Most of the time, when I lament our choice to have children, I think about how stupid I was not enjoy the time before kids.

I was 28 when Bailey was born.  Her birthday is 8 day after my birthday, so I spent most of my 27th year pregnant.  So from 1997 when I graduated high school and started my adult journey until I was 27 in 2006, I had all the time and sleep I could ever need.  I had the space to balance the competing demands in my life - school, money and working, falling in love, partying, being a friend - these things had room to exist and I had the energy to balance it all without too much drama.  

And the whole entire time, I was aching for the life that I have now.  It all had a purpose then - it was toward this.  A suburban home with Kelly, two or three children (we called them Gabe and Maddie back then), a dog at some point.  The details were not defined, of course.  I had no idea what I would be doing or any of that.  From almost the beginning, though, we knew that Kelly would work in Accounting and that she would always work.  We tossed around other ideas through the years (business schools after college, law school or something like that), but in the end, it was pretty obvious that Kelly wanted to just start working and making her career.  What I was going to be and do was still very much in flux.  

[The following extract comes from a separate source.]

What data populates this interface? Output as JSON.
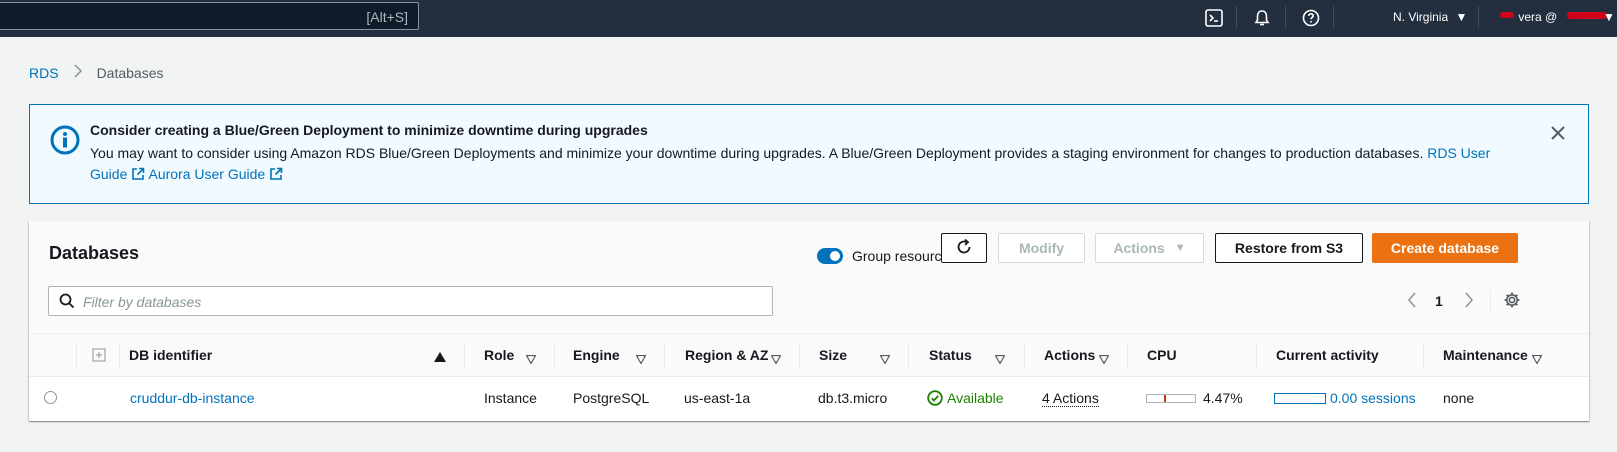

Anyway - got sidetracked.  Back then, Kelly used to get up at 8ish on the weekends.  I'd have been up for hours, cleaning and grocery shopping.  We'd eat breakfast and go out on adventures.  Shopping, hiking, looking at model homes.  We'd grab Starbucks and spend an afternoon bouncing around furniture stores, planning the rooms in our someday home.  Or another favorite was to pick a topic and then go explore bookstores until we found the book that we thought best represented us in regards to that topic.  We ended up with these crazy awesome books and we'd read them together.

And the whole time, I was always focused on getting to these years.  

Now, I don't necessarily think that's the wrong thing for me to have done then.  It's just what I did.  No judgement.  But my current self wants to go back and throttle that 20-something version of me.  I'd tell her to slow the fuck down, breathe a bit more, give a shit about the image a bit less.  I'd make her spend entire days just relishing the freedom and not thinking about the future.  I'd make her have more fun - to truly live.  I'd spend more money on travelling and I'd wait just a few more years to buy a home and start it all.  

I don't think the path Kelly and I have followed is bad.  Far from that.  I love our life, I'm proud of what we've created together.  I wouldn't change it, really, if I ever had the opportunity.  I'd never change Bailey and Connor.  

I just have more information now than I had then and the simple ease of life back then looks really fucking good.